Ich persönlich neige ja eher dazu, das Christentum als Philosophie zu betrachten (Ich weiß, dass nach der katholischen Lehre dies nicht der Hauptaspekt ist, jajaja....

).
Deshalb würde ich auch davon ausgehen, dass bestimmte Kulturen in ihrem historischen Entwicklungsprozess, diverse Stadien durchmachen und sich weiterentwickeln. Wenn wir also heute die Vergangenheit, oder sogar andere Kulturen, als "barbarisch" empfinden, liegt das in meinen Augen daran, dass sich die abendländische Kultur bisher am weitesten fortentwickelt hat, wobei dies NICHT NUR auf das Christentum zurückzuführen ist.
Vergleichen wir doch mal: Die abendländische Kultur begann mit den Griechen, ihrer Philosophie, ihrer Kunst und ihrem Rechtsempfinden.
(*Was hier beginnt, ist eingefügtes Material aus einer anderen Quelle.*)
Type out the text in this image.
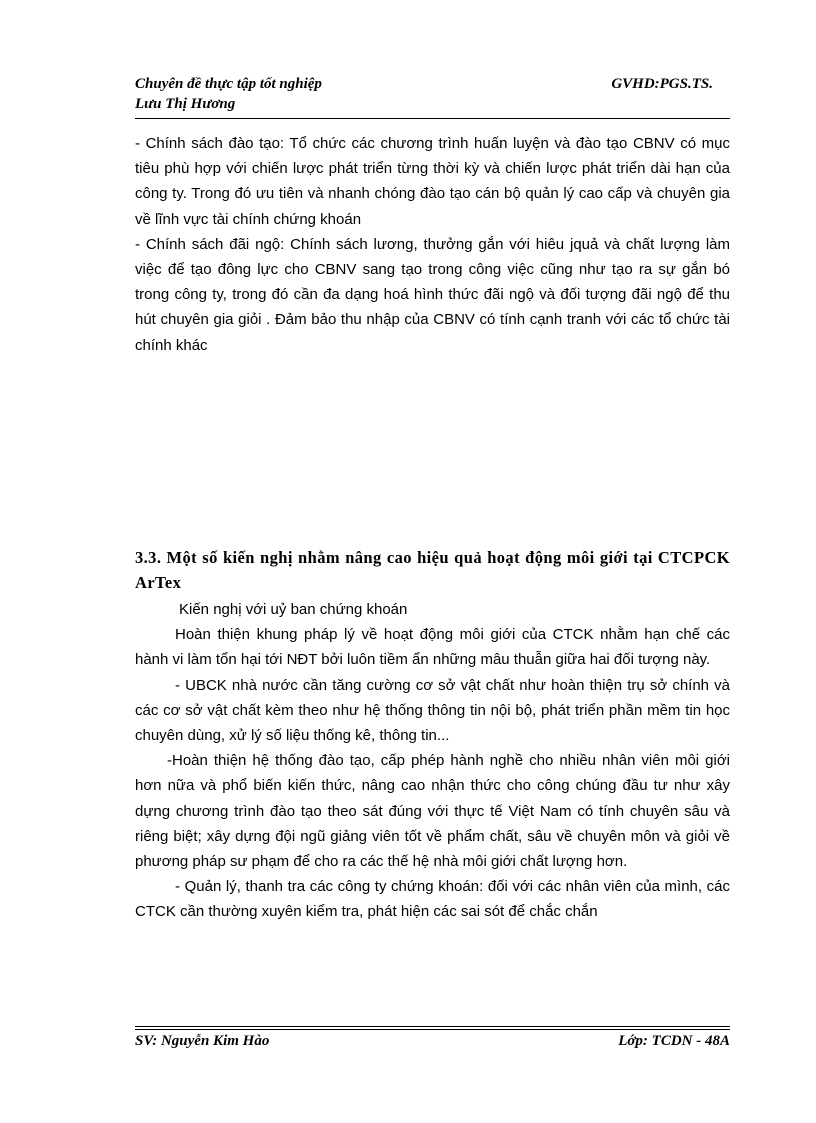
Chuyên đề thực tập tốt nghiệp	GVHD:PGS.TS.
Lưu Thị Hương

- Chính sách đào tạo: Tổ chức các chương trình huấn luyện và đào tạo CBNV có mục tiêu phù hợp với chiến lược phát triển từng thời kỳ và chiến lược phát triển dài hạn của công ty. Trong đó ưu tiên và nhanh chóng đào tạo cán bộ quản lý cao cấp và chuyên gia về lĩnh vực tài chính chứng khoán

- Chính sách đãi ngộ: Chính sách lương, thưởng gắn với hiêu jquả và chất lượng làm việc để tạo đông lực cho CBNV sang tạo trong công việc cũng như tạo ra sự gắn bó trong công ty, trong đó cần đa dạng hoá hình thức đãi ngộ và đối tượng đãi ngộ để thu hút chuyên gia giỏi . Đảm bảo thu nhập của CBNV có tính cạnh tranh với các tổ chức tài chính khác

3.3. Một số kiến nghị nhằm nâng cao hiệu quả hoạt động môi giới tại CTCPCK ArTex

Kiến nghị với uỷ ban chứng khoán

Hoàn thiện khung pháp lý về hoạt động môi giới của CTCK nhằm hạn chế các hành vi làm tổn hại tới NĐT bởi luôn tiềm ẩn những mâu thuẫn giữa hai đối tượng này.

- UBCK nhà nước cần tăng cường cơ sở vật chất như hoàn thiện trụ sở chính và các cơ sở vật chất kèm theo như hệ thống thông tin nội bộ, phát triển phần mềm tin học chuyên dùng, xử lý số liệu thống kê, thông tin...

-Hoàn thiện hệ thống đào tạo, cấp phép hành nghề cho nhiều nhân viên môi giới hơn nữa và phổ biến kiến thức, nâng cao nhận thức cho công chúng đầu tư như xây dựng chương trình đào tạo theo sát đúng với thực tế Việt Nam có tính chuyên sâu và riêng biệt; xây dựng đội ngũ giảng viên tốt về phẩm chất, sâu về chuyên môn và giỏi về phương pháp sư phạm để cho ra các thế hệ nhà môi giới chất lượng hơn.

- Quản lý, thanh tra các công ty chứng khoán: đối với các nhân viên của mình, các CTCK cần thường xuyên kiểm tra, phát hiện các sai sót để chắc chắn

SV: Nguyễn Kim Hào	Lớp: TCDN - 48A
Dies verband sie mit den Römern, welche die strukturellen Voraussetzungen für eine gemeinsame europäische Entwicklung legten. Als Theodosius das Christentum zur Staatsreligion machte, konnte es sich daher schnell verbreiten.
Nach der Völkerwanderung bildeten sich germanische Reiche, technisches Know-How ging vielfach verloren, und musste wieder neu erlernt werden. Durch die christliche Religion und die Wiederentdeckung der antiken Autoren wurde von der Scholastik, über die Rennaissance und den Humanismus kontinuierlich ein geistig-philosophischer Diskurs gepflegt.
Nachdem im Dreißigjährigen Krieg und im Absolutismus die Religion als Machtinstrument missbraucht und der Klerus, wie schon vor der Reformation, kein leuchtendes Beispiel war, entwickelte sich die Aufklärung, die in der französischen Revolution gipfelte.
Nach den Schrecken der Jakobinerherrschaft, sah man, dass auch reine Vernunft schaden kann und besann sich auf andere Dinge (siehe Klassik, Empfindsamkeit und Romantik).
Nach Darwins Thesen, gewann die Naturwissenschaft die Oberhand. Der Missbrauch selbiger in Form der Rassenlehre und die Erfahrung zweier Weltkriege schuf ein neues geistiges Klima. Und nachdem auch der Fortschrittsglaube nach dem atomaren Wettrüsten einen Dämpfer erhielt, sind wir in der heutigen "Postmoderne" angekommen. (Ich entschuldige mich, wenn das gerade sehr plakativ und gerafft wirkt, es geht jedoch hier nicht anders.

)
Bei all diesen historischen Entwicklungen erkennt man folgendes Schema: Neue Idee --> Missbrauch/Ablehnung/Überalterung der Idee --> Neue Idee usw.
Seit dem klassischen Griechenland findet in Europa eine geistige Evolution statt.
Ideen, Ideologien und Religionen werden übernommen und wieder verworfen, doch dies geschieht immer reflektierend, d.h. die Menschen entwickeln sich dadurch weiter. Und auch wenn wir immer sagen "Die Geschichte lehrt die Menschen, dass die Geschichte die Menschen nichts lehrt.", so ist doch in Europa ein geistiges Klima vorherrschend, das all diese Prozesse zulässt.
Wenn man sich jetzt den Nahen Osten betrachtet, herrscht ein anderes Bild. Doch ich wage zu behaupten, dass die geistig-kulturelle Entwicklung dort ungefähr dem entspricht, das in Europa im Spätmittelalter herrschte.
Das soll nicht heißen, dass die Menschen dort dumm seien! Ich sehe den Grund für die Spannungen zwischen Westen und Islam jedoch darin, dass das Abendland geistesgeschichtlich 500 Jahre weiter ist. Zwar gibt es auch im Nahen Osten eine Menge liberaler und säkularer Strömungen, doch sind diese meist in Anlehnung an den Westen entstanden. Bis solche Ideen aus der islamisch-"orientalischen" Kultur selbst kommen, werden noch viele, viele Jahrzehnte vergehen.
Auch die "Heiden" verändern sich und entwickeln sich weiter, dafür brauchen sie jedoch kein Christentum oder eine "Teilhabe an der göttlichen Erkenntnis"!